Last month it was announced that researchers at the University of Arizona School of Medicine demonstrated that resveratrol, a compound found in these foods, may be beneficial as a treatment for acute and chronic pain conditions.
Despite advances in the understanding of the basic mechanisms resulting in post-surgical pain, treating incision-induced pain remains a huge clinical challenge. Interestingly, surgery and its less than ideal aftermath can result in chronic pain. In the United States, over 45 million surgeries are performed annually; in up to 50% of these surgical patients, pain and discomfort persists even if the surgical wound has healed completely. The pain can last for over six moths following procedures such as hernia repair, breast surgery, leg amputation, or cardiac bypass surgery.
The researchers, writing in "Molecular Pain," hypothesized that resveratrol, a natural product found in the aforementioned foods, might be effective in the local treatment of post-surgical pain. They reasoned that activators of AMP-activated protein kinase (AMPK) may represent a reasonable treatment option, because AMPK activators inhibit two important pathways involved in the sensitization of peripheral pain receptors.
Specifically, the scientists demonstrated that resveratrol profoundly inhibited ERK and mTOR signaling in sensory neurons in a time- and concentration-dependent fashion. Further, interleukin-6 (IL-6) is felt to play a role in pain; again, resveratrol had an impact, potently inhibiting IL-6-mediated signaling to ERK in sensory neurons, blocking the perception of pain. And, resveratrol administered at the time of incision completely blocked the development of persistent pain sensitization, preventing the transition to a chronic pain state.

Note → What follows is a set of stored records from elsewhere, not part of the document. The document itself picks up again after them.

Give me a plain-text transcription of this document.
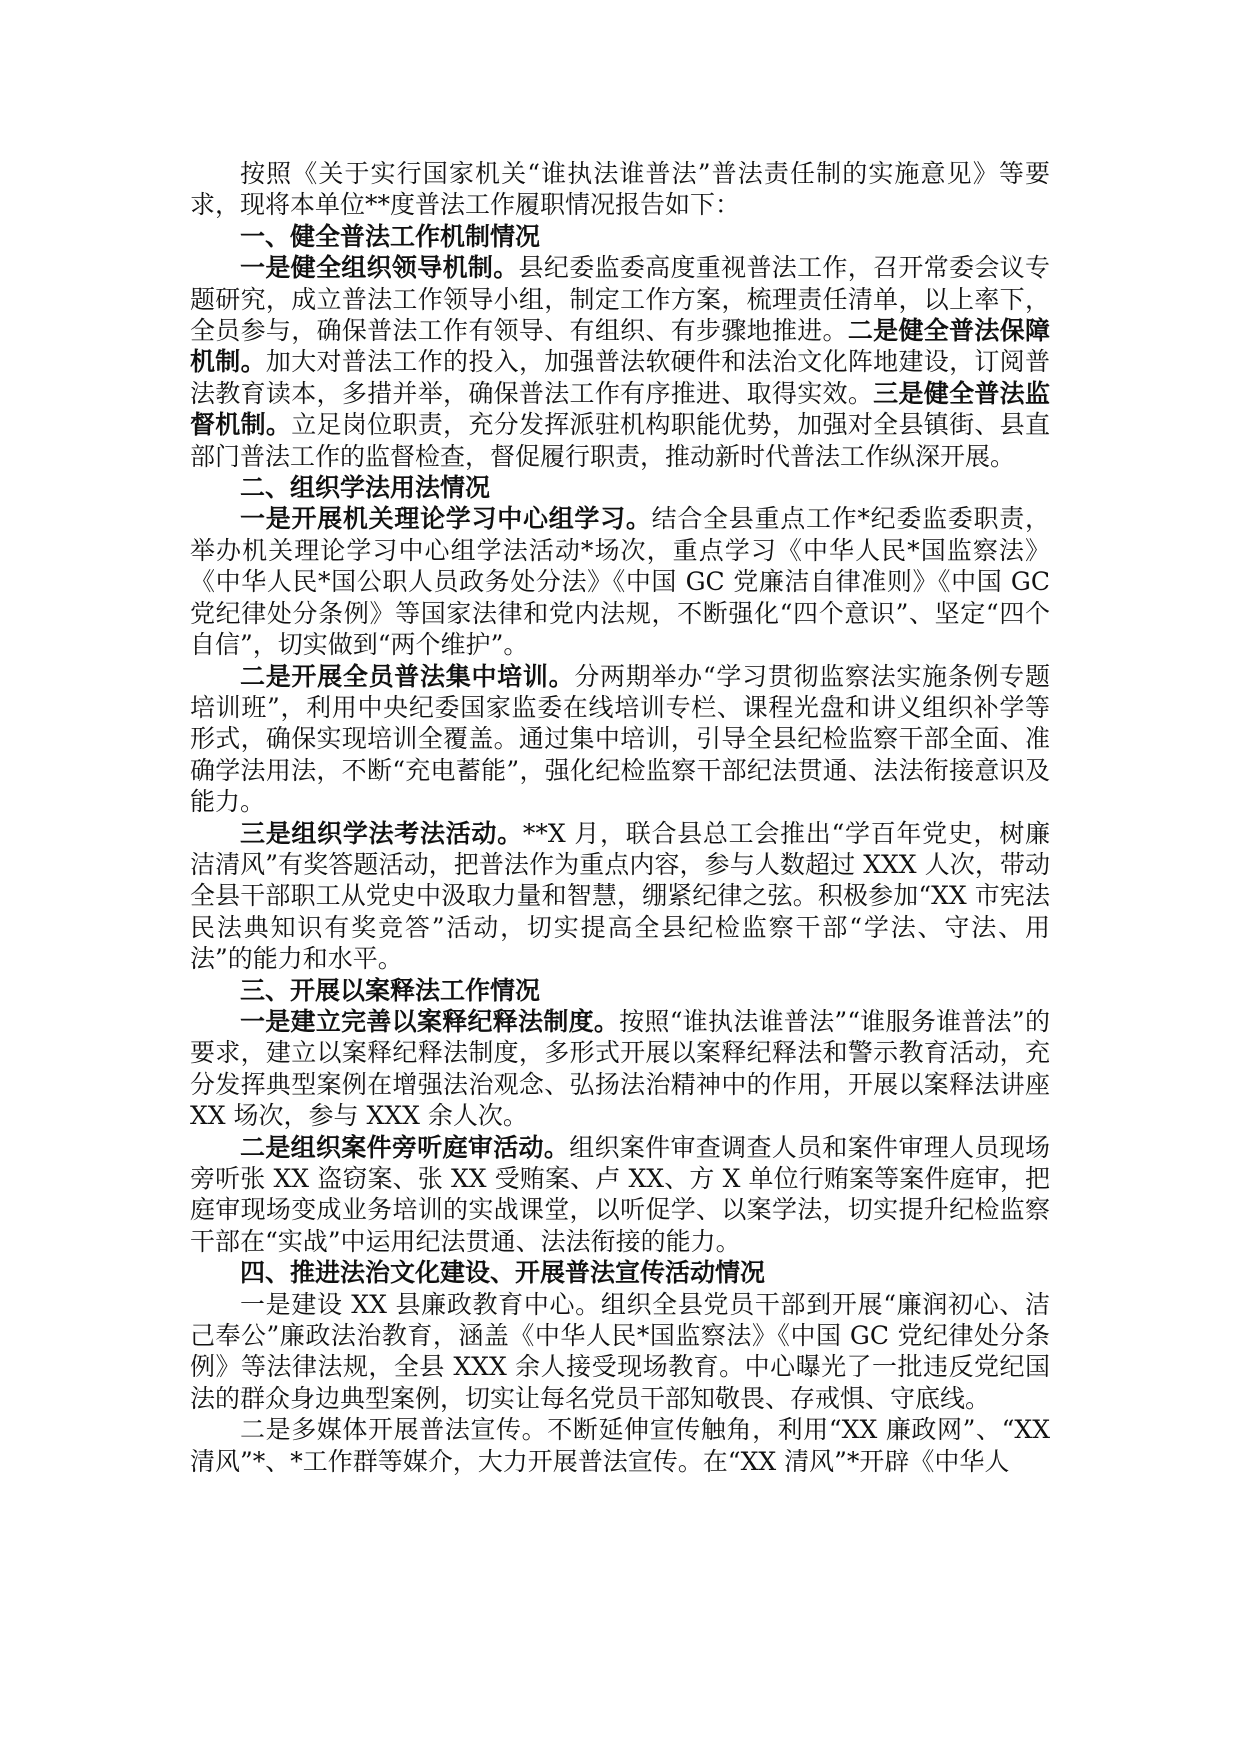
按照《关于实行国家机关“谁执法谁普法”普法责任制的实施意见》等要求，现将本单位**度普法工作履职情况报告如下：

一、健全普法工作机制情况

一是健全组织领导机制。县纪委监委高度重视普法工作，召开常委会议专题研究，成立普法工作领导小组，制定工作方案，梳理责任清单，以上率下，全员参与，确保普法工作有领导、有组织、有步骤地推进。二是健全普法保障机制。加大对普法工作的投入，加强普法软硬件和法治文化阵地建设，订阅普法教育读本，多措并举，确保普法工作有序推进、取得实效。三是健全普法监督机制。立足岗位职责，充分发挥派驻机构职能优势，加强对全县镇街、县直部门普法工作的监督检查，督促履行职责，推动新时代普法工作纵深开展。

二、组织学法用法情况

一是开展机关理论学习中心组学习。结合全县重点工作*纪委监委职责，举办机关理论学习中心组学法活动*场次，重点学习《中华人民*国监察法》《中华人民*国公职人员政务处分法》《中国 GC 党廉洁自律准则》《中国 GC 党纪律处分条例》等国家法律和党内法规，不断强化“四个意识”、坚定“四个自信”，切实做到“两个维护”。

二是开展全员普法集中培训。分两期举办“学习贯彻监察法实施条例专题培训班”，利用中央纪委国家监委在线培训专栏、课程光盘和讲义组织补学等形式，确保实现培训全覆盖。通过集中培训，引导全县纪检监察干部全面、准确学法用法，不断“充电蓄能”，强化纪检监察干部纪法贯通、法法衔接意识及能力。

三是组织学法考法活动。**X 月，联合县总工会推出“学百年党史，树廉洁清风”有奖答题活动，把普法作为重点内容，参与人数超过 XXX 人次，带动全县干部职工从党史中汲取力量和智慧，绷紧纪律之弦。积极参加“XX 市宪法民法典知识有奖竞答”活动，切实提高全县纪检监察干部“学法、守法、用法”的能力和水平。

三、开展以案释法工作情况

一是建立完善以案释纪释法制度。按照“谁执法谁普法”“谁服务谁普法”的要求，建立以案释纪释法制度，多形式开展以案释纪释法和警示教育活动，充分发挥典型案例在增强法治观念、弘扬法治精神中的作用，开展以案释法讲座 XX 场次，参与 XXX 余人次。

二是组织案件旁听庭审活动。组织案件审查调查人员和案件审理人员现场旁听张 XX 盗窃案、张 XX 受贿案、卢 XX、方 X 单位行贿案等案件庭审，把庭审现场变成业务培训的实战课堂，以听促学、以案学法，切实提升纪检监察干部在“实战”中运用纪法贯通、法法衔接的能力。

四、推进法治文化建设、开展普法宣传活动情况

一是建设 XX 县廉政教育中心。组织全县党员干部到开展“廉润初心、洁己奉公”廉政法治教育，涵盖《中华人民*国监察法》《中国 GC 党纪律处分条例》等法律法规，全县 XXX 余人接受现场教育。中心曝光了一批违反党纪国法的群众身边典型案例，切实让每名党员干部知敬畏、存戒惧、守底线。

二是多媒体开展普法宣传。不断延伸宣传触角，利用“XX 廉政网”、“XX 清风”*、*工作群等媒介，大力开展普法宣传。在“XX 清风”*开辟《中华人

Earlier this month, the praises of resveratrol echoed again in the medical literature, when it was announced that another mechanism of action of this compound involves tricking a cell into thinking it is deprived of energy, resulting in the increased production of energy-producing proteins by the cell. The authors of the report in the journal "Cell" feel that this discovery could lead to novel therapies for Alzheimer's, coronary artery disease and diabetes through the use of resveratrol or agents similar to it.
So, will we one day be recommending dark chocolate-covered peanuts washed down with red wine as therapy to prevent chronic pain and illness? Just leave a little room after you eat that apple a day.